Anna Sonnen dispense ses conseils au sein du Service de lutte contre la violence domestique, où elle supervise les consultations et le programme de prévention. Elle doit faire preuve d’empathie et mettre du sien pour insuffler de l’espoir aux personnes qui traversent une mauvaise passe, avec une idée fixe en tête: protéger les victimes.

«Aujourd’hui, ma journée a débuté par un cappuccino et un croissant bien croustillant dans un café-bar italien de la Rathausgasse, à Berne. Mais la plupart du temps à cette heure, je suis à mon bureau de la Kramgasse, en train de démarrer mon ordinateur pour travailler.
J’ai passé 22 ans dans la police, d’abord en uniforme à la protection des ambassades. J’ai ensuite intégré le Groupe de négociations, avant de m’occuper de la gestion des menaces et de passer au Service psychologique, qui a fini par devenir ma spécialité professionnelle. Cette année, j’ai rejoint le Service de lutte contre la violence domestique du canton de Berne, que je connais depuis longtemps. Toutes ces étapes de ma vie ont un point commun: les contacts humains. Je puise ma motivation dans le soutien que j’apporte aux gens dans différentes situations, notamment dans des moments de crise ou de désespoir. J’ai les reins solides, et ça me plaît de donner une assise à ces personnes. J’en retire aussi quelque chose. J’ai l’impression que mon travail me permet de contribuer à la sécurité des personnes et ça me tient particulièrement à cœur.
La mission de notre service est de lutter contre la violence domestique. Nous nous exprimons sur des questions politiques, tout en encourageant et en soutenant la coopération entre les différentes institutions et autorités. Nous menons aussi des actions de prévention par la diffusion de matériel d’information et de publications, souvent en partenariat avec d’autres services spécialisés. Enfin, dans mon dicastère, nous proposons des consultations et un programme de prévention pour les personnes qui ont recours à la violence. Je gère cette offre, mais il m’arrive de donner des consultations moi-même, afin d’étoffer sans cesse mes connaissances. Une partie non négligeable de mon travail consiste à soutenir et à sensibiliser les institutions, les autorités et les personnes qui s’intéressent de près au sujet de la violence domestique.

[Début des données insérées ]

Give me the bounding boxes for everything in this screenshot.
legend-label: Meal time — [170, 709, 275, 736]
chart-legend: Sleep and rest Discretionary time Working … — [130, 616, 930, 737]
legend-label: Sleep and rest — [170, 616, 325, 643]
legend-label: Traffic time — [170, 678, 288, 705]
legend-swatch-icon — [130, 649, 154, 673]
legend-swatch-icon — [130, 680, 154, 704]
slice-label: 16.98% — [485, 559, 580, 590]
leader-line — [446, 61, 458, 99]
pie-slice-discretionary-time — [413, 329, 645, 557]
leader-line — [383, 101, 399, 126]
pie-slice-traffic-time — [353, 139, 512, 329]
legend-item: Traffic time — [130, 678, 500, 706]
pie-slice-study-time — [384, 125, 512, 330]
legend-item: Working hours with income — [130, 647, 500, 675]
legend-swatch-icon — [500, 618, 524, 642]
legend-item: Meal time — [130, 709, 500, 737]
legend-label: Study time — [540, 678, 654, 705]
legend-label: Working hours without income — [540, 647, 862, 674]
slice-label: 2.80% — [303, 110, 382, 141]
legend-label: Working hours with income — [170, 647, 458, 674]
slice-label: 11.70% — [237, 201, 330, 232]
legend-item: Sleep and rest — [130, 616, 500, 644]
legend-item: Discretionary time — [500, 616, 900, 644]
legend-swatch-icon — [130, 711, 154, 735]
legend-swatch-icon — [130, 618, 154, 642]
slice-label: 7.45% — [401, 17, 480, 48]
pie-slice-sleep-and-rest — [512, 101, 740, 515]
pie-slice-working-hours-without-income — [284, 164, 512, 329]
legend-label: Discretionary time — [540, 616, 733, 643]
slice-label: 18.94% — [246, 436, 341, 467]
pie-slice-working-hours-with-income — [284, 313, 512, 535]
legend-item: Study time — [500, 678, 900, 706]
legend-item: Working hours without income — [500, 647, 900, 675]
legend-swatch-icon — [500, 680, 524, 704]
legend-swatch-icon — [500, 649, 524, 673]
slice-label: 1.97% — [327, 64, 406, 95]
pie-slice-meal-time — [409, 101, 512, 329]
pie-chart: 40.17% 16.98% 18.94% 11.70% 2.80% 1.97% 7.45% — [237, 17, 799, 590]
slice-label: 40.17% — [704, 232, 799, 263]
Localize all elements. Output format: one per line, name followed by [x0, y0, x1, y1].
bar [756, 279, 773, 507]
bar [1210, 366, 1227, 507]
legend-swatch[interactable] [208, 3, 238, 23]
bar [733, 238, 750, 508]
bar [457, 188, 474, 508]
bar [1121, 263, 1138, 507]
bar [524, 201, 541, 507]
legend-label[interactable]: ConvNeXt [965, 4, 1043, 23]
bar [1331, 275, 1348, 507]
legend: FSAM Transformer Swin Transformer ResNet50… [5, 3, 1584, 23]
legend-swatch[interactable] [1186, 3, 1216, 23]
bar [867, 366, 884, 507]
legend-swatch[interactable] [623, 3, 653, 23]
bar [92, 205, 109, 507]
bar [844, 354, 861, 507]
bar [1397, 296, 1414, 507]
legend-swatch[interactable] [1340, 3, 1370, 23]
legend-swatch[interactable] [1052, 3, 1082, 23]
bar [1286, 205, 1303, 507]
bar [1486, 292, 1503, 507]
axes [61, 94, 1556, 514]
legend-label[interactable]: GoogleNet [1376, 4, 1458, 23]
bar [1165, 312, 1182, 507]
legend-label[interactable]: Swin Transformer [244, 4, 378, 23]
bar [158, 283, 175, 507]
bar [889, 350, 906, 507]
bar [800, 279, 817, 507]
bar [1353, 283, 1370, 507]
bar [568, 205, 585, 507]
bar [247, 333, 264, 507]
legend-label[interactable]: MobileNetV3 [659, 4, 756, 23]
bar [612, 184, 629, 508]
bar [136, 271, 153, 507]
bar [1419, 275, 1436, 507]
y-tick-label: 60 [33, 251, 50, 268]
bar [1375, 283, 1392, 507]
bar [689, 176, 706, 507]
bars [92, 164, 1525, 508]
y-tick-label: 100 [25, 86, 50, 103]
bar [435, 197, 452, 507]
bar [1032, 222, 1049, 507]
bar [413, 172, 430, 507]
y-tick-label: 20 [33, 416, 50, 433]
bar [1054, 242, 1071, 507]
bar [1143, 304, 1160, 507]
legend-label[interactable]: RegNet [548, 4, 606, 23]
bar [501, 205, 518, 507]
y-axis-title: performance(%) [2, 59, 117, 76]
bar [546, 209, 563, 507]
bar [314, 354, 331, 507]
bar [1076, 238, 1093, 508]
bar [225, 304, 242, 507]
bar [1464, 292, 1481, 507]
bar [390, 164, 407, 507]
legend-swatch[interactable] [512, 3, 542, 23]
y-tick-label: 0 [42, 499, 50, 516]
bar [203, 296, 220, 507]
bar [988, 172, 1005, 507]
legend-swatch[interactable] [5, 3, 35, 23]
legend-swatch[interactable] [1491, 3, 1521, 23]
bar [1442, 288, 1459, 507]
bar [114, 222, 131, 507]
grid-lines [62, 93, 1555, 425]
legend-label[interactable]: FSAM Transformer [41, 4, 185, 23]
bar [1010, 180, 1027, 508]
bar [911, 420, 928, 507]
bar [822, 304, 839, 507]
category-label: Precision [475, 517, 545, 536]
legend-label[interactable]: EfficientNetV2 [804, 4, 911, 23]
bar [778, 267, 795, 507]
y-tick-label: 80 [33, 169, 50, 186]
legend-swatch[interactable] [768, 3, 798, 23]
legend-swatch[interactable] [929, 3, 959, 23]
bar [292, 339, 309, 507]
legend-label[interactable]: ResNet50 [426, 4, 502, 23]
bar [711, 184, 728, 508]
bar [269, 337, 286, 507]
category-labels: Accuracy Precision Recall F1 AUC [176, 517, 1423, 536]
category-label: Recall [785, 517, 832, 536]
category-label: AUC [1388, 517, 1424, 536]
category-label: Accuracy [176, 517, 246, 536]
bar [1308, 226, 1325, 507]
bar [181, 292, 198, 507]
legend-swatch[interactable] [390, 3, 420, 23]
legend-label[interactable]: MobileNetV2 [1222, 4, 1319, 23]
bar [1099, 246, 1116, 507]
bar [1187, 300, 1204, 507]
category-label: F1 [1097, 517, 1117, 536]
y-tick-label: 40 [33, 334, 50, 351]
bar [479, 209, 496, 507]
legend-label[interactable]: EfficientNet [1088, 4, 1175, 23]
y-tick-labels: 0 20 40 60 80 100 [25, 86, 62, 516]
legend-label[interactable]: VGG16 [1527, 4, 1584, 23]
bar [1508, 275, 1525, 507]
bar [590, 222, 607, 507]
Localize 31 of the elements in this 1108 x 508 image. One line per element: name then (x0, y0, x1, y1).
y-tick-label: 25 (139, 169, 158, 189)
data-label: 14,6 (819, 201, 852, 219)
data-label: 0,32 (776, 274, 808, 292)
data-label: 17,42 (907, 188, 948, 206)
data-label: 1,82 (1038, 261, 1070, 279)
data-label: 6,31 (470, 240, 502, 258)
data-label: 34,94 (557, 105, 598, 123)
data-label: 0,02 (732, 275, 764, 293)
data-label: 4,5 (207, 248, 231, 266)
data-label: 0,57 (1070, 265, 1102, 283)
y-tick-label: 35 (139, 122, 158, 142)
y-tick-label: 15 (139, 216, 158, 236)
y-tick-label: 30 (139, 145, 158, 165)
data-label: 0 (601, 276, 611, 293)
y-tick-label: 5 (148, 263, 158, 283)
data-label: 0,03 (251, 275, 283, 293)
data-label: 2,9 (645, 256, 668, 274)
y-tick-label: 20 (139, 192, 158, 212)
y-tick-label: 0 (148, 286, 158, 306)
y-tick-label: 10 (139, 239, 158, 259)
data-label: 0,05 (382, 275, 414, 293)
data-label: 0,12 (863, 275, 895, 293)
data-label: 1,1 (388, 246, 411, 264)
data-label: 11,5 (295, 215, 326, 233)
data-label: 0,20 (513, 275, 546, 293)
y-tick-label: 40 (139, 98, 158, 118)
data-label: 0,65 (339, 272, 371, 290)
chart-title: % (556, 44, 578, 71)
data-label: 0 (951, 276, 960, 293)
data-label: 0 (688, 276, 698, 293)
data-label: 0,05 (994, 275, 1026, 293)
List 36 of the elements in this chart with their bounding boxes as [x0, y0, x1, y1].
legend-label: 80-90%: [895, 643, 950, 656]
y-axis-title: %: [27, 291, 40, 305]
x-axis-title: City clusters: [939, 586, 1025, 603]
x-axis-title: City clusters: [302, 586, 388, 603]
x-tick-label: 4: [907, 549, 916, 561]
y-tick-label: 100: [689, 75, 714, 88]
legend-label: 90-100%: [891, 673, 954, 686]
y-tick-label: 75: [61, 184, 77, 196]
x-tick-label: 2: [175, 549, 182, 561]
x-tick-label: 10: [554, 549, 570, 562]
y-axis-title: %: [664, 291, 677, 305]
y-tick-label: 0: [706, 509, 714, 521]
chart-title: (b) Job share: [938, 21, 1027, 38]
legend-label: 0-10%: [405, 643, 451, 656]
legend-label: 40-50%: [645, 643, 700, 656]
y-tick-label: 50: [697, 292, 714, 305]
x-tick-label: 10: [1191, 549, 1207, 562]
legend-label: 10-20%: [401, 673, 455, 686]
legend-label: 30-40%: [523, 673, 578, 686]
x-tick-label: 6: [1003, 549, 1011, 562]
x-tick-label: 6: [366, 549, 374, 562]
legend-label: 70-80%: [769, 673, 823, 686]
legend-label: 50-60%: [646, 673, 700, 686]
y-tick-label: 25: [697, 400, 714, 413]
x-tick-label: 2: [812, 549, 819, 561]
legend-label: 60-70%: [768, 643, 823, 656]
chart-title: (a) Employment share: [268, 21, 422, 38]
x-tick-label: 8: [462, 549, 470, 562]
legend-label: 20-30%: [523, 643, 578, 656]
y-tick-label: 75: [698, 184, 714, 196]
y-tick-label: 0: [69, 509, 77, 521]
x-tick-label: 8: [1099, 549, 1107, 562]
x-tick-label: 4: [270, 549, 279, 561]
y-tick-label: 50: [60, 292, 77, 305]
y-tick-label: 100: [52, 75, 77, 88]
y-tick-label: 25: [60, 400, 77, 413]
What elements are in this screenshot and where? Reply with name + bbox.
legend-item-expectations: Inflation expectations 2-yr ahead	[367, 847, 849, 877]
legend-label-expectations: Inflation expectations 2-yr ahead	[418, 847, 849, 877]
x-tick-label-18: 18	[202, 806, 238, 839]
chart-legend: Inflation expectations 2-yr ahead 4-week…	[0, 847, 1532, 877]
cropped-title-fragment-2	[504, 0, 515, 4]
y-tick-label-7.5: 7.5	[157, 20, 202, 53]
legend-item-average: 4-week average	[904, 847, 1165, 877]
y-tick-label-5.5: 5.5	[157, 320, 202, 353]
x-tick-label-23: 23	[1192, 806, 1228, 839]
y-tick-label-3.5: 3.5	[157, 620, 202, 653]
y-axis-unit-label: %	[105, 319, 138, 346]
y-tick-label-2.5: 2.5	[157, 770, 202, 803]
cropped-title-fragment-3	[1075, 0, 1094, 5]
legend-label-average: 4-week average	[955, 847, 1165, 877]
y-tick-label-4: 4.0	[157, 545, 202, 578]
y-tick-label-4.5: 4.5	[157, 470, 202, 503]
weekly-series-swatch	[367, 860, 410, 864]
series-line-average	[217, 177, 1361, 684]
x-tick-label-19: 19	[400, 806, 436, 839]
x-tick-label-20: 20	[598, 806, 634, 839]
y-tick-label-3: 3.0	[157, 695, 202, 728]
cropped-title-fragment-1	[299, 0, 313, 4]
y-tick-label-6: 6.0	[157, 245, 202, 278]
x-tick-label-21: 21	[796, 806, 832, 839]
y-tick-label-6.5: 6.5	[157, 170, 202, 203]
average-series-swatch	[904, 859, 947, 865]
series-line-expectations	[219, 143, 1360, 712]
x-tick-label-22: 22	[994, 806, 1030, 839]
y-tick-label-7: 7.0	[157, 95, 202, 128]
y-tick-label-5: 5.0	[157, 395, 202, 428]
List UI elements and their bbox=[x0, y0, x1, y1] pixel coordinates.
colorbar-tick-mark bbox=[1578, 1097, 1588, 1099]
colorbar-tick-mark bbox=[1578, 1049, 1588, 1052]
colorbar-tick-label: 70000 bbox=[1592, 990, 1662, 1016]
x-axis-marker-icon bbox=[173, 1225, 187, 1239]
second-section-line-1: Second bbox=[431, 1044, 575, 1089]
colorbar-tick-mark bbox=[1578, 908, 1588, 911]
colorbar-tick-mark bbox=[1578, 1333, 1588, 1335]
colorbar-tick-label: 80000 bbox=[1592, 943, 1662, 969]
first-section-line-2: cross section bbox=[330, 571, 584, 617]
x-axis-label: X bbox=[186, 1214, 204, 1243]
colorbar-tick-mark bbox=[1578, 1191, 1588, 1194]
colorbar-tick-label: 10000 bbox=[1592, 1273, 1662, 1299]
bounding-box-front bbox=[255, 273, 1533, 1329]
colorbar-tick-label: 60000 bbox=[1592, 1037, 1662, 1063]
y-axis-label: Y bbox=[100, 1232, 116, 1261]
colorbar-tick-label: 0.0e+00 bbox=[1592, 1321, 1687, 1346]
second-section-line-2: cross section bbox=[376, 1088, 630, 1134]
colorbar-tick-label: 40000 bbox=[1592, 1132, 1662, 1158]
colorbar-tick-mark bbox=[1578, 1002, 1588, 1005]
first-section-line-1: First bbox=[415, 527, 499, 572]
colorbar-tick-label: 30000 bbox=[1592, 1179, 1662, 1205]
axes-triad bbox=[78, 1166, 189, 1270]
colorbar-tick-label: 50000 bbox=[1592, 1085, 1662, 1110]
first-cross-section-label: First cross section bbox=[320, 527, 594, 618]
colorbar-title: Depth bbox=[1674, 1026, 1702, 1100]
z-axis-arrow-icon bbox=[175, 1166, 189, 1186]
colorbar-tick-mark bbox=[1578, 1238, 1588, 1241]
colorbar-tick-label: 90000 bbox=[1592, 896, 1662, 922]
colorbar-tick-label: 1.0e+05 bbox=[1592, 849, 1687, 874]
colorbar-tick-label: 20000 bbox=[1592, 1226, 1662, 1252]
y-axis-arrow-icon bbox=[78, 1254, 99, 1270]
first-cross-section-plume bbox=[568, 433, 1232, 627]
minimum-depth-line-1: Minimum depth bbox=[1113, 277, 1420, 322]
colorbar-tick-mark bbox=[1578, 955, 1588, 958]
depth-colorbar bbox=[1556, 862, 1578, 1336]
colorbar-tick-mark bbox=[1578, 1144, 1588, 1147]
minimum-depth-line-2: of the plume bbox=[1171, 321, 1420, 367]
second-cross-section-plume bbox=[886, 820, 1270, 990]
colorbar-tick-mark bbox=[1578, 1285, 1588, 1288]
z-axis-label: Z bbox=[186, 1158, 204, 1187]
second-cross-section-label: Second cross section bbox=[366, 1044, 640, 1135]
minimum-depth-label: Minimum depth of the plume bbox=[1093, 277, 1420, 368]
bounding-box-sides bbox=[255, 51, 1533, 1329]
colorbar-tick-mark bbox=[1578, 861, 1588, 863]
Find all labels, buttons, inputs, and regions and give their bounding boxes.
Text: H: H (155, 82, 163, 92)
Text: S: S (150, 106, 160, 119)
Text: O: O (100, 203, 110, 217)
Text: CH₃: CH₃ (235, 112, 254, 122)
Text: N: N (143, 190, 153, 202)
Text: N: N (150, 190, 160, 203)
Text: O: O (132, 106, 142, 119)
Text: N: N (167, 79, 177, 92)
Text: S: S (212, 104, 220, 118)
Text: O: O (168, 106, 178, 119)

Nos consultations s’adressent à toutes les personnes qui éprouvent des difficultés à poser des limites dans un contexte domestique, ou qui craignent de devenir violentes. Ces consultations portent sur la dynamique de la violence, sur la manière d’en sortir, sur les relations interpersonnelles. Elles permettent souvent de mettre le doigt là où ça fait mal. Il faut du courage pour affronter ses propres faiblesses et changer ses comportements. J’accompagne les personnes dans cette remise en question douloureuse, je me bats à leurs côtés, je crée un lien avec elles. Les convaincre de changer d’attitude et d’avoir des relations plus saines, c’est espérer, en fin de compte, une meilleure protection des victimes.
Le tabou pèse de tout son poids sur la violence domestique. Elle concerne de nombreuses personnes, mais ses différents visages empêchent les victimes ou les auteurs d’admettre le problème. Elle se fait tantôt psychique, tantôt sociale, économique ou sexualisée. La violence physique est clairement identifiable, puisque les limites franchies sont visibles. Les autres formes sont plus floues et rarement abordées. Pour beaucoup, la violence reste un secret, même si elle marque leur vie. Des périodes telles que l’Avent sont particulièrement difficiles. Le manque de luminosité, la pression sociale associée aux fêtes, où tout doit être parfait, et une promiscuité excessive restent propices à une escalade des conflits. Rappelons-nous que ce dernier facteur a fait bondir les cas de violence domestique pendant la pandémie de coronavirus. Des progrès ont malgré tout été réalisés: la violence domestique est un sujet qui a gagné en visibilité grâce aux médias, aux campagnes de sensibilisation et aux efforts des structures spécialisées. De toute évidence, elle touche des personnes de tous âges et de tous horizons. Pour moi, les progrès s’apparentent encore à de petits pas, mais en même temps, je réalise qu’ils font une grande différence... À côté de cela, l’attitude de la société évolue, puisque le rejet a cédé la place au dialogue et à la recherche de solutions. C’est à la fois un signe encourageant et une avancée importante dans la bonne direction.»